Même si son cœur avait eu un sursaut lorsqu'elle avait refusé de l'abandonner, il ne pouvait s'empêcher de pester, car à présent, il devait mener un combat acharné tout en continuant de la protéger.
Les mercenaires savaient exactement ce qu'ils faisaient. Tandis que le premier faisait pleuvoir des coups sur lui, le second tentait d'atteindre Catriona, couteau au poing, le visage sombre et résolu. Le Chevalier faisait de son mieux pour le tenir à distance, mais la tâche n'était pas aisée.
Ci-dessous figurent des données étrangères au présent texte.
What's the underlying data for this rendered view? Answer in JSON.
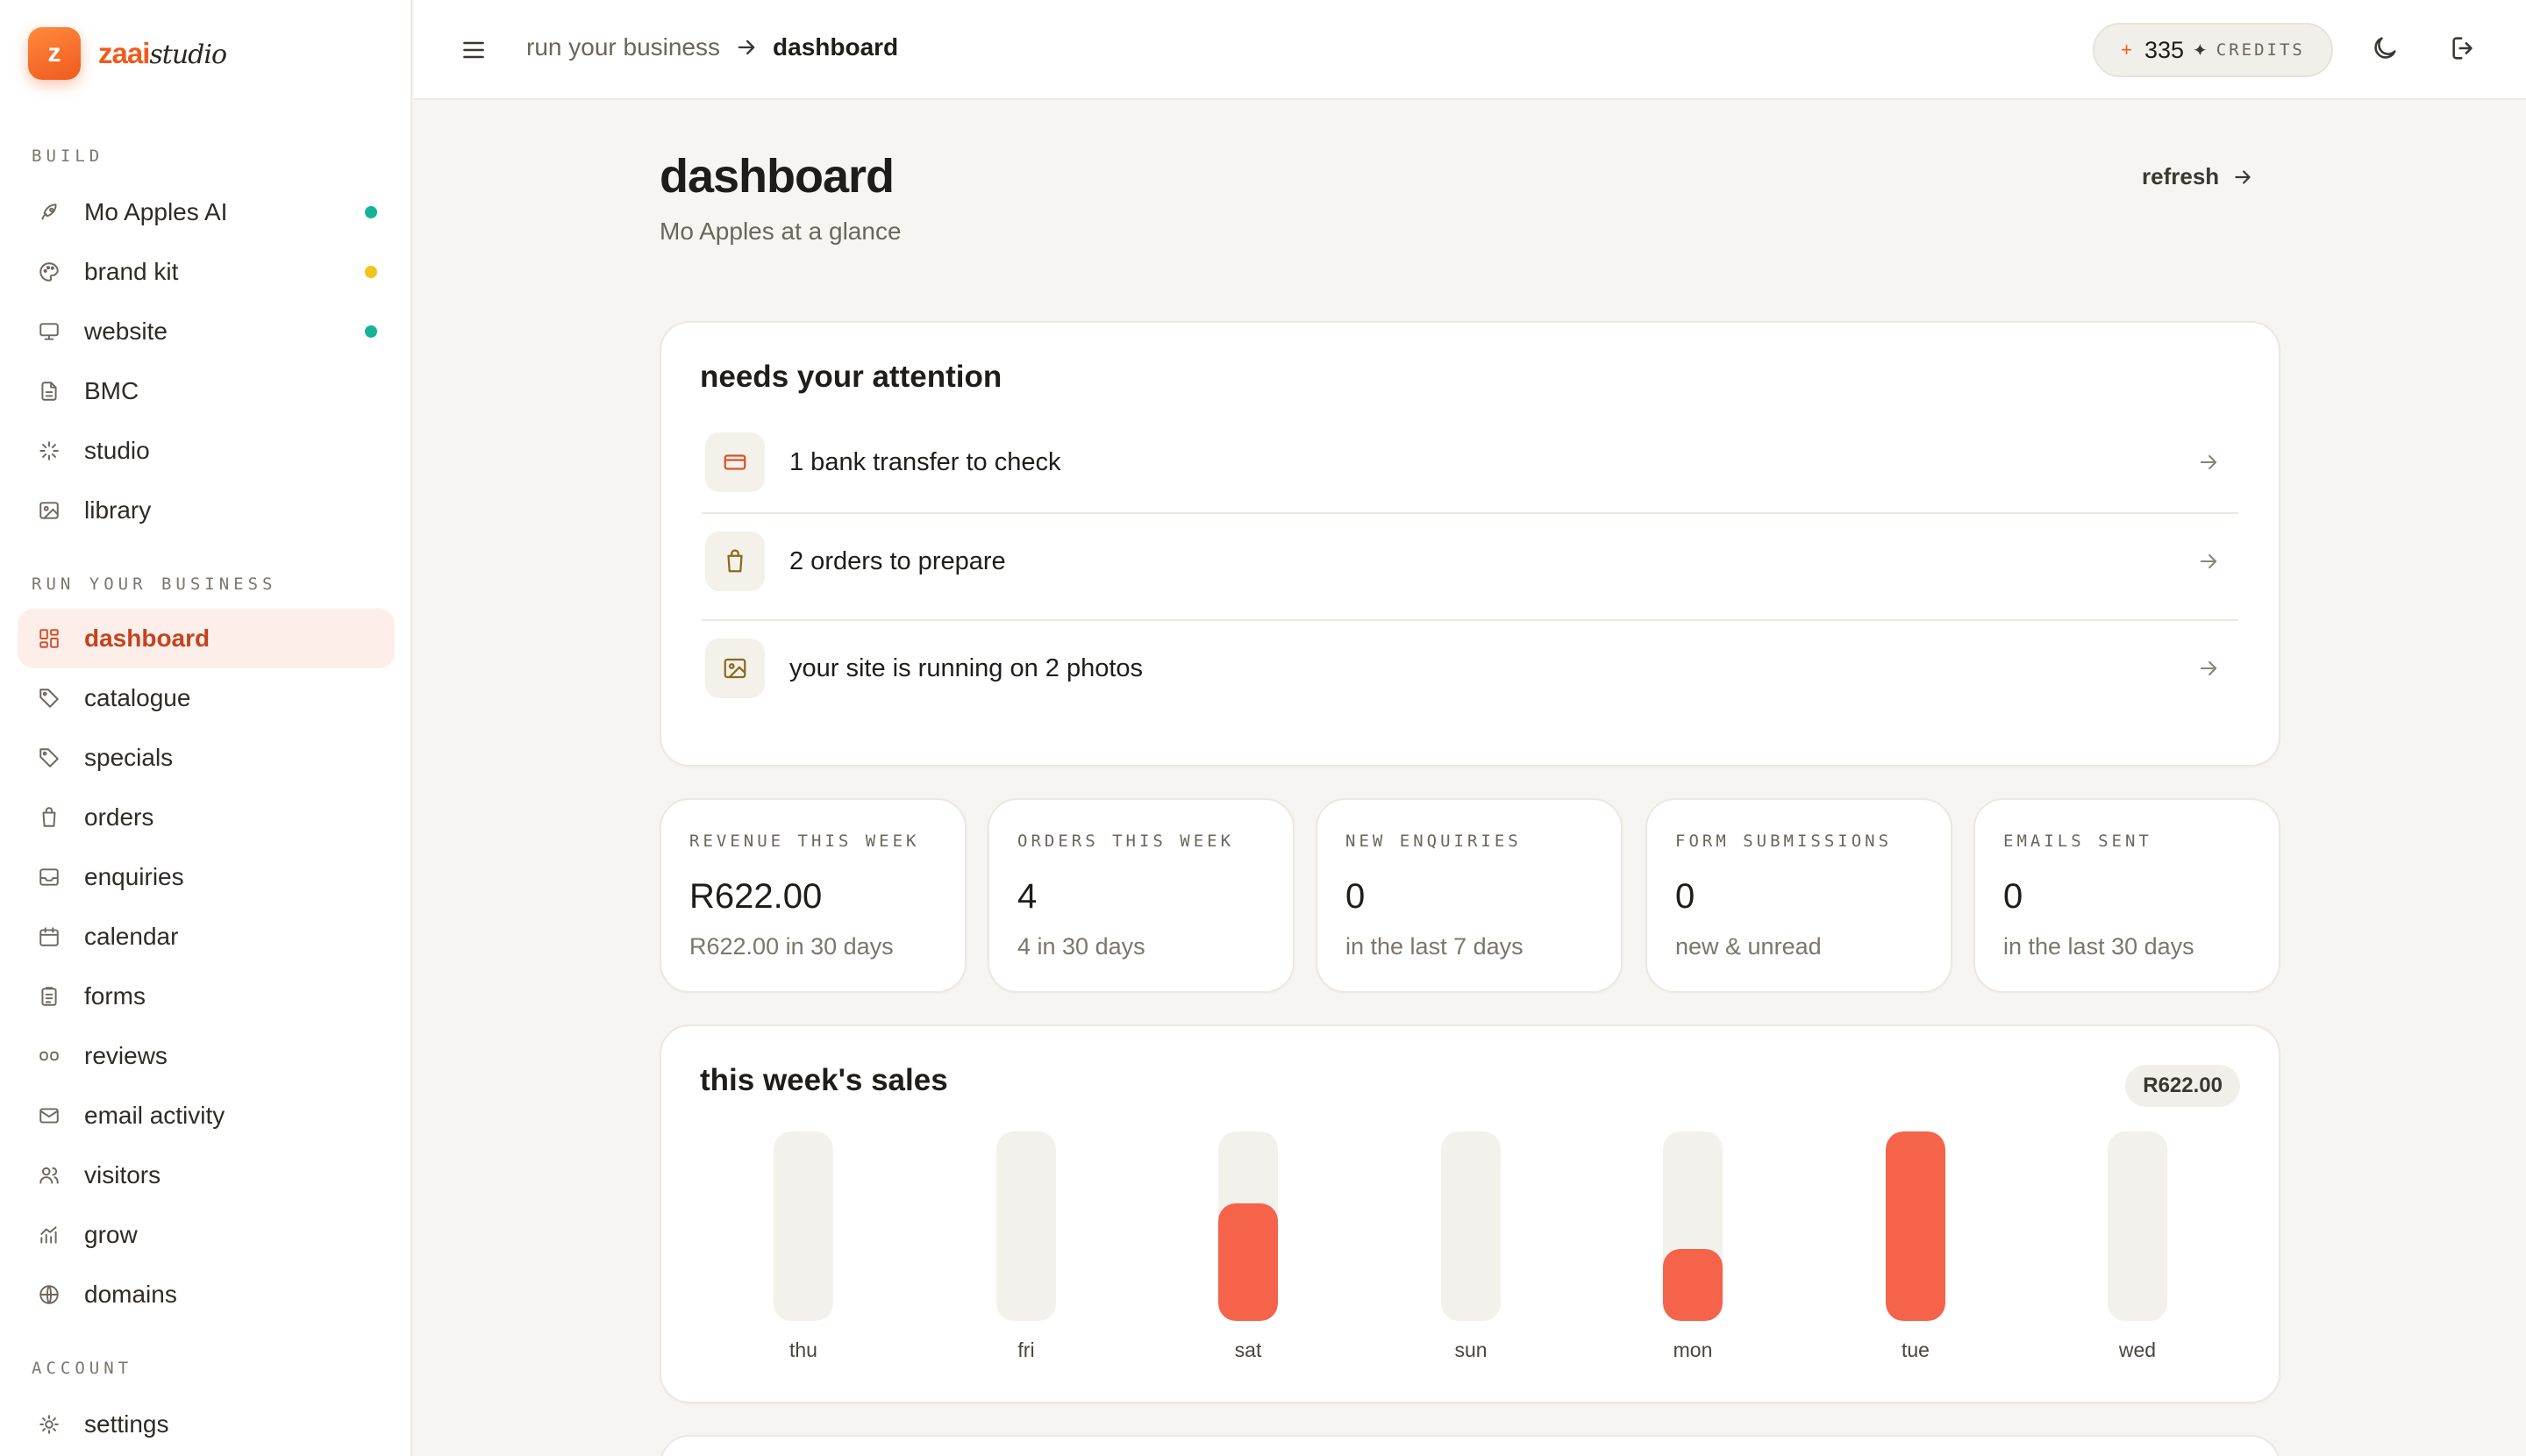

Concentré sur une stratégie pour mettre Catriona à l'abri, il ne vit le coup de poing que trop tard. La mâchoire douloureuse, il chancela pendant une seconde, étourdit. Un deuxième coup, plus violent encore, le projeta contre le mur et sa tête heurta la pierre. Sonné, il s'écroula à terre. A demi inconscient, il aperçut la silhouette du mercenaire le dominer de toute sa taille et lever son épée pour l'achever.
— Evrard ! hurla la voix de Catriona.
Le mercenaire abattit sa dague. Mais son épée fut plus rapide et la bloqua à quelques centimètres de sa gorge. Du coin de l'œil, il aperçut la jeune femme aux prises avec le deuxième mercenaire qui avait enserré sa gorge d'une main et tentait de la poignarder de l'autre. Elle s'efforçait d'éloigner l'arme le plus loin possible de sa poitrine, mais elle n'était pas de taille à lutter indéfiniment contre lui.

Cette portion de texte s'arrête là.